After Pacheco’s second ad appeared in La Nación, Museum director Corrales wrote Pacheco a letter, dated June 15, warning him that the law does not allow intermediaries to collect spheres and its violation could lead to sanctions. However, he appeared to be in a rush to collect the spheres and after the third ad appeared, the museum took action against him. Museum officials said they also feared he might damage the original spheres while trying to replicate them. His ad said he would use a wax mold to reproduce the spheres, using a mix of concrete and gravel over a steel-reinforced interior.
Pacheco told The Tico Times the museum never responded to his proposal, and argued that at worst, he might spill a bit of wax on the spheres. Meanwhile, an unprotected sphere in someone’s backyard is exposed to an array of damaging agents, including children and pets.

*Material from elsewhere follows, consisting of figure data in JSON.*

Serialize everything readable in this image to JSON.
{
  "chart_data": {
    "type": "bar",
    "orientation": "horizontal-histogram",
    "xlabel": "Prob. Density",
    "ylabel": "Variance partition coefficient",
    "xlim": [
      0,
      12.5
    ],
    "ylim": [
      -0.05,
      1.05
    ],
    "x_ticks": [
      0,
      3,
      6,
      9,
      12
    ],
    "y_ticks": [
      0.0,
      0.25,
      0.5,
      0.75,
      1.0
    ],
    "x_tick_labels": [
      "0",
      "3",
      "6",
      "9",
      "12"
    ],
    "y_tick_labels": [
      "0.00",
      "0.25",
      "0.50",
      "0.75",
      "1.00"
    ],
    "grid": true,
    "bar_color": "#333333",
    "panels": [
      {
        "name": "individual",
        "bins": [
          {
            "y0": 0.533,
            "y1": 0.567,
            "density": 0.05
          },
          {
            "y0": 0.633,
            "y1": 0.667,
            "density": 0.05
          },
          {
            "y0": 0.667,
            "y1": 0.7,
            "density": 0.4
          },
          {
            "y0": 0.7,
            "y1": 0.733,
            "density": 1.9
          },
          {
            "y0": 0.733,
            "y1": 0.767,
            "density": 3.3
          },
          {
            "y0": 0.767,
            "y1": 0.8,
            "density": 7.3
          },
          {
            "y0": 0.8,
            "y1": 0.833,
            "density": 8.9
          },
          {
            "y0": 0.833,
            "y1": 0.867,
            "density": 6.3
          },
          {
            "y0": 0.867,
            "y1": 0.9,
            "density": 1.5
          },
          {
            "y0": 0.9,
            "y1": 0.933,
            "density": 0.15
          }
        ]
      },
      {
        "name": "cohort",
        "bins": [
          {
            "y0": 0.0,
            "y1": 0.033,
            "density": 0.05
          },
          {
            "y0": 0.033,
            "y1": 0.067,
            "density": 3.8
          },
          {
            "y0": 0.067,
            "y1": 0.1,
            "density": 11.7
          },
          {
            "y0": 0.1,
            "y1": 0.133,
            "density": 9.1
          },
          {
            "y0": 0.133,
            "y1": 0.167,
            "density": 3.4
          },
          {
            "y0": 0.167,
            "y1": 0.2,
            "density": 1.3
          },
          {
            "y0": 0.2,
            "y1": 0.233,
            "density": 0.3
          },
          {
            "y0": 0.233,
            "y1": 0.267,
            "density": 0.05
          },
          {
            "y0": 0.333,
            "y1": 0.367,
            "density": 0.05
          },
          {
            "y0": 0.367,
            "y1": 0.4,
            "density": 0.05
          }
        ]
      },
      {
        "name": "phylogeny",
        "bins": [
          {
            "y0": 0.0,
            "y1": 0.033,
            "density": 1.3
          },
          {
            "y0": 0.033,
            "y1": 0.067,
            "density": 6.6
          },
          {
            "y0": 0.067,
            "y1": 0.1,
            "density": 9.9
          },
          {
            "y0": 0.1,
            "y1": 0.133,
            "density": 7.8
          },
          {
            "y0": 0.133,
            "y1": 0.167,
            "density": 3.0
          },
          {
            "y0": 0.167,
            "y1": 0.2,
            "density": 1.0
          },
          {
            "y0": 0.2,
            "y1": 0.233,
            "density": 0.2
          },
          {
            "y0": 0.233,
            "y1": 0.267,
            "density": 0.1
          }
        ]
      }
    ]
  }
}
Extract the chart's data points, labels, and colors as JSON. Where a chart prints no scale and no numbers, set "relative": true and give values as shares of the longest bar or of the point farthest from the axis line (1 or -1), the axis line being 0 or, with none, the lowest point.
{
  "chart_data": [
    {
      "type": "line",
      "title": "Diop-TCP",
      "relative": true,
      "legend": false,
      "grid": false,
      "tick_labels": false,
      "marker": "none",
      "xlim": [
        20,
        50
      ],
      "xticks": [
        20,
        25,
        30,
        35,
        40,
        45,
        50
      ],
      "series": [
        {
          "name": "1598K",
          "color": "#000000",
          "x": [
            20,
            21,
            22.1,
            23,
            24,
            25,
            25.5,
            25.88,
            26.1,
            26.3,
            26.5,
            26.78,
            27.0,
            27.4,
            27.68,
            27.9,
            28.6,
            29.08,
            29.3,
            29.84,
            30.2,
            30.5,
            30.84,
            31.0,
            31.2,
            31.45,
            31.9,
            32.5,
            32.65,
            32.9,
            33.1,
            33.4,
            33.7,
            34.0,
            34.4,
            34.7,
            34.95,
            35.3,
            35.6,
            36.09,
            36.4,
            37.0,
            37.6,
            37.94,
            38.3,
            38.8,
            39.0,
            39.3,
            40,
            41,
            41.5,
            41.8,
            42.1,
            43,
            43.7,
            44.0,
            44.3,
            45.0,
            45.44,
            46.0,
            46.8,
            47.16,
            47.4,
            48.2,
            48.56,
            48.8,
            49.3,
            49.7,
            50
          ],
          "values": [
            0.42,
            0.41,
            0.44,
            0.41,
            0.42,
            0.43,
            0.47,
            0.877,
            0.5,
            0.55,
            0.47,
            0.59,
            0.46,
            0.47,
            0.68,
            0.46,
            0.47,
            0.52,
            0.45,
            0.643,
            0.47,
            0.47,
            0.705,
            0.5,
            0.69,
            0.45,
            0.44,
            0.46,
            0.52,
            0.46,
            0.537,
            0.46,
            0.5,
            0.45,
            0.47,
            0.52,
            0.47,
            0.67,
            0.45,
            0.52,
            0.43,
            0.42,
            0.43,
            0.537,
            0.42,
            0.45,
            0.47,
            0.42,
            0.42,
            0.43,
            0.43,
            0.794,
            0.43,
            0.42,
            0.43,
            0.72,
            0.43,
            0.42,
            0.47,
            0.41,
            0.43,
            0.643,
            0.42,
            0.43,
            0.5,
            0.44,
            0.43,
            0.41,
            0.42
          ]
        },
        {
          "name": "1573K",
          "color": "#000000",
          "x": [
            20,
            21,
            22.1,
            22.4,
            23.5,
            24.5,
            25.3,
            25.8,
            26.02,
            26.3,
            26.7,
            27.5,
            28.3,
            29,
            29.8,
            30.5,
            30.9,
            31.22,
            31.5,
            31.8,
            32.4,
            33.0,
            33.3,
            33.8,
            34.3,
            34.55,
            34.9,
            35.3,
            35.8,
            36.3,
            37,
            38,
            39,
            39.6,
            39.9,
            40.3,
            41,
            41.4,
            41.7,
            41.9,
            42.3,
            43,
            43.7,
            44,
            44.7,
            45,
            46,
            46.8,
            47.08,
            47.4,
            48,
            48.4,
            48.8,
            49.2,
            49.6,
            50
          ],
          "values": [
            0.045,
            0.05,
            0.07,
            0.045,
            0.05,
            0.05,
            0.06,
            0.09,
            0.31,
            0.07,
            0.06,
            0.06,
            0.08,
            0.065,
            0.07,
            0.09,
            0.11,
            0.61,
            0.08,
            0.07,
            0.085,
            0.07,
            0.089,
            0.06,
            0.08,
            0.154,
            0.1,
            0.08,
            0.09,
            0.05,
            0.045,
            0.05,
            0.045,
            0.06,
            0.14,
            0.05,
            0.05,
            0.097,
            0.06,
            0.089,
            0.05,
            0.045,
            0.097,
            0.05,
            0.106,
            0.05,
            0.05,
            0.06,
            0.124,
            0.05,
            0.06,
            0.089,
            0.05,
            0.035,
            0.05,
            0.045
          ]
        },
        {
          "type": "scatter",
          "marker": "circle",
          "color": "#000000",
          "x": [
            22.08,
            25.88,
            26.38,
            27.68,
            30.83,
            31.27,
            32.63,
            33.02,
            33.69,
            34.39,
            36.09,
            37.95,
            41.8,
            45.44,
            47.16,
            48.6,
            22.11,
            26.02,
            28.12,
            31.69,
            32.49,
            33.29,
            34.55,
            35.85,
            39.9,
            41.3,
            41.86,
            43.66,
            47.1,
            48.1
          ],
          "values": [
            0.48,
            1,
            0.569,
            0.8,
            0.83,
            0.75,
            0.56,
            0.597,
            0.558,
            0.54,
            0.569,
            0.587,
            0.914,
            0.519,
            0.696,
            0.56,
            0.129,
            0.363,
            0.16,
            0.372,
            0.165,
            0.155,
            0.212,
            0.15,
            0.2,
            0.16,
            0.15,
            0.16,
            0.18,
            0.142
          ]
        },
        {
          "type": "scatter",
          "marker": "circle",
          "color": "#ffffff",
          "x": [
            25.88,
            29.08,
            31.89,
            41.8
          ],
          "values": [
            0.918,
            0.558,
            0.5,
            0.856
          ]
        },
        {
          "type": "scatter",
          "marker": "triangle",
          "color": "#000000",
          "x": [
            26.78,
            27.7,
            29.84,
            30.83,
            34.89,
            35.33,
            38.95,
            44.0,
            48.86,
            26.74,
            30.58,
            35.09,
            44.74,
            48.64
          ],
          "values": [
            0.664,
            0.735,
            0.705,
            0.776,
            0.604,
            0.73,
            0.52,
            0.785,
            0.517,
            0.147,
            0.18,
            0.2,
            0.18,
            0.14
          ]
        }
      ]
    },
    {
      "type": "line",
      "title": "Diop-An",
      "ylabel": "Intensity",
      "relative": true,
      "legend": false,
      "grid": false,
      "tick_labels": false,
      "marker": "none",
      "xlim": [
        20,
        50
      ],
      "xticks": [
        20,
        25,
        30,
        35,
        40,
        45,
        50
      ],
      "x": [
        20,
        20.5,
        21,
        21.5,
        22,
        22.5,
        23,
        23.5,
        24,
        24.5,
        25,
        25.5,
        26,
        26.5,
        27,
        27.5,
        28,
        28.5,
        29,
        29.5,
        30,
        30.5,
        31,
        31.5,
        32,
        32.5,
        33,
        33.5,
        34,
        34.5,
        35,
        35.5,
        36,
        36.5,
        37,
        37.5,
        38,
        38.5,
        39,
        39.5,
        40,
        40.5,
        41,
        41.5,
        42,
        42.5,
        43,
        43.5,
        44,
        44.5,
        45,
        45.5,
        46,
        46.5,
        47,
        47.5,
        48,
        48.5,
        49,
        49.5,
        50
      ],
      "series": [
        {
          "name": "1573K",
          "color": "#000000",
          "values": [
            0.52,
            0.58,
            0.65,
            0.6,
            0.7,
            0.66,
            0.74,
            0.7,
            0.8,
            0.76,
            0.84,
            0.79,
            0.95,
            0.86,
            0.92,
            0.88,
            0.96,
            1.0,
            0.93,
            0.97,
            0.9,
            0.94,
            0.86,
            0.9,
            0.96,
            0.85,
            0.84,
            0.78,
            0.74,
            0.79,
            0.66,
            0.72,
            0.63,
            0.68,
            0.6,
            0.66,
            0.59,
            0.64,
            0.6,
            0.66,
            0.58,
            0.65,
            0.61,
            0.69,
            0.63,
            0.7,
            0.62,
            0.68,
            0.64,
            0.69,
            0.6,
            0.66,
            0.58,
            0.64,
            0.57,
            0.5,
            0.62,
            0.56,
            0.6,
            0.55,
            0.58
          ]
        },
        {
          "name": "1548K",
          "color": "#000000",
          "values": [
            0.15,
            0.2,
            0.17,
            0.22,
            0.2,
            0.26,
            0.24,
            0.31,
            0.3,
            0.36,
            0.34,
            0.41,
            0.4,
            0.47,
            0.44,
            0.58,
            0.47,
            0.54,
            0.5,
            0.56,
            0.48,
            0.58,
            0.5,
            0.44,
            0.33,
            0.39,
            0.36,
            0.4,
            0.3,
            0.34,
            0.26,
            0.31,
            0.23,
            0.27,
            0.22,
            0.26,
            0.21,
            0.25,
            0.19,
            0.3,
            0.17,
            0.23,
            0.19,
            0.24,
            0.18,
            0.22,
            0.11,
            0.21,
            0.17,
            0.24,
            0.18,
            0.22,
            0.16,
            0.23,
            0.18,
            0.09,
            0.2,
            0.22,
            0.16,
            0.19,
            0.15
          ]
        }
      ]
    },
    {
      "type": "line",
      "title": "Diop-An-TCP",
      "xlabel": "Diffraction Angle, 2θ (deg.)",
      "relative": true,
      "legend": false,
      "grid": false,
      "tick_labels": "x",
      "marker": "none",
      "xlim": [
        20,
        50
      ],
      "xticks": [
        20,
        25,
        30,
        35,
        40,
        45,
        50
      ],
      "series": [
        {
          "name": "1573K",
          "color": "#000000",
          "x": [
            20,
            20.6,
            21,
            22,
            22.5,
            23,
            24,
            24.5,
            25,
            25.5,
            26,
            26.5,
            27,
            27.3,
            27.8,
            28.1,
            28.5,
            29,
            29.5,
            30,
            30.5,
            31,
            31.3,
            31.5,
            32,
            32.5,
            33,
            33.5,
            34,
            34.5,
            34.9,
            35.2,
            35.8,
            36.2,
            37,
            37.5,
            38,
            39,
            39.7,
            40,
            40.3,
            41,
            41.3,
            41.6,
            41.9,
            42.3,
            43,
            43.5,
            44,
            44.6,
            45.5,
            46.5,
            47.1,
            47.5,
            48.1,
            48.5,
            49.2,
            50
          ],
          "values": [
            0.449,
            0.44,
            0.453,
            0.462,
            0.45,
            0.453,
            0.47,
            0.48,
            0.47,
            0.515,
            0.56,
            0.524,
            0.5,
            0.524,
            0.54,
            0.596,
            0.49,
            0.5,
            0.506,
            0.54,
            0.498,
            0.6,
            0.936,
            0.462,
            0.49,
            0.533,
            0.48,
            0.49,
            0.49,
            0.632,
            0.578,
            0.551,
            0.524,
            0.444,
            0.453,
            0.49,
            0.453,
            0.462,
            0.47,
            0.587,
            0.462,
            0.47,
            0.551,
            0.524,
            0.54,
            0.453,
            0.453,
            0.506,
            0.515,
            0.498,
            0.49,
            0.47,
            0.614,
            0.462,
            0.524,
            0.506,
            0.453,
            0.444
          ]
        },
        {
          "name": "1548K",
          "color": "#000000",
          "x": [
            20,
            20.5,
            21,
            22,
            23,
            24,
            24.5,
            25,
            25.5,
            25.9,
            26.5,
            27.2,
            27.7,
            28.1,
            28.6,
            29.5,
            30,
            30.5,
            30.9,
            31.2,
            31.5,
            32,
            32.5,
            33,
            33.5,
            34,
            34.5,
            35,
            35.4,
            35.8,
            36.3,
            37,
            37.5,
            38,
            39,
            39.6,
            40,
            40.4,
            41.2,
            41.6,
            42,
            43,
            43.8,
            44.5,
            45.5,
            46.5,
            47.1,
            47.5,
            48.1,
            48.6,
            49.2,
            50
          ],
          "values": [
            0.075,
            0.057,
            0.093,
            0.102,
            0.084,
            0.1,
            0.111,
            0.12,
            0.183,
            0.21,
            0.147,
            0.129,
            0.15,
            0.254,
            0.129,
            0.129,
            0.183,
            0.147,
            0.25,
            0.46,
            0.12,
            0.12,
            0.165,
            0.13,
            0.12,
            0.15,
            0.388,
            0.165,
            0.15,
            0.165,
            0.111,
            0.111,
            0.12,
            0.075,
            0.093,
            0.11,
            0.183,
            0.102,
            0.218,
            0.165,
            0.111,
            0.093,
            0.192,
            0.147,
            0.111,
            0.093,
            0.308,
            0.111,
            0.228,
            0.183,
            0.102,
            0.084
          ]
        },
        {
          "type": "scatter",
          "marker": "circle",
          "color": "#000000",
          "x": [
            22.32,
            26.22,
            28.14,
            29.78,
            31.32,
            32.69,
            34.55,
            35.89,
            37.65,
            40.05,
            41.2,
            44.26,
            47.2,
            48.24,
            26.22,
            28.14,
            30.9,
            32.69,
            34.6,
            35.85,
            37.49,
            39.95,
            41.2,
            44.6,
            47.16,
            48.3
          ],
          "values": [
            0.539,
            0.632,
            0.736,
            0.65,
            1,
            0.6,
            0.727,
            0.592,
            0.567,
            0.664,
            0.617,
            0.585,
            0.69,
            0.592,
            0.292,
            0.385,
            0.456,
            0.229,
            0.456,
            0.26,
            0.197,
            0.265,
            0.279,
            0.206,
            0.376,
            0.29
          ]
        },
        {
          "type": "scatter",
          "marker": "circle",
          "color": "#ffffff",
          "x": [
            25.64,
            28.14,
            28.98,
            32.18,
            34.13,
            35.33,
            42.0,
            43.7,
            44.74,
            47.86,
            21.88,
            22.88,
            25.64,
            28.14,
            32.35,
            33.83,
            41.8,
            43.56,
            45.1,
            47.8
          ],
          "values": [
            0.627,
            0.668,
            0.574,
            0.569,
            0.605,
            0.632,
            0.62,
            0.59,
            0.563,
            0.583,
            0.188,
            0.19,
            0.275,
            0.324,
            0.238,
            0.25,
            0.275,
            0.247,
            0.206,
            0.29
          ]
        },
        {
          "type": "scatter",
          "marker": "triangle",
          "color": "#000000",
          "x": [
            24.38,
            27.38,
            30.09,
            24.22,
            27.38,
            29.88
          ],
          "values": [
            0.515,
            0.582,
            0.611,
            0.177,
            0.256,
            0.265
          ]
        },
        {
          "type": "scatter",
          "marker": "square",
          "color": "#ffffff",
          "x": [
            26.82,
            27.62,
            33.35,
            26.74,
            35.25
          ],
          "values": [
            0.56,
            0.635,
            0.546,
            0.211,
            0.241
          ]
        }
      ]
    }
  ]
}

To return a sphere to the National
Museum, call 233-6886 or e-mail museopp@
Stone Spheres Remain a Mystery
First introduced to the scientific world by U.S. archaeologist Samuel Lothrop in the country’s Southern Zone in 1948, stone spheres have been found in the jungle, in banana plantations, in the farms and yards of residents of this area, and as far off as Isla del Caño, off the southern Pacific coast (TT, Sept. 27, 1996).
The stone globes range in size from a few inches to almost 3 meters in diameter, and are of highly dense volcanic rock found at higher altitudes. How they came about and what they were used for remains open to debate.
Archaeologists speculate the spheres, also discovered in Mexico in the mid-1960s (TT, Jan. 30, 1998), may have been formed by indigenous peoples submitting chunks of rocks to elevated temperatures and then cooling them quickly. Other experts suggest they are the result of natural processes of lava crystallization.
The method of transportation of the colossal spheres also remains a mystery.
Like the geoglyphs of Nazca, Peru, extraterrestrial intervention has been mentioned to explain the sphere mystery. One popular theory states they served as markers for spaceships touring the Earth.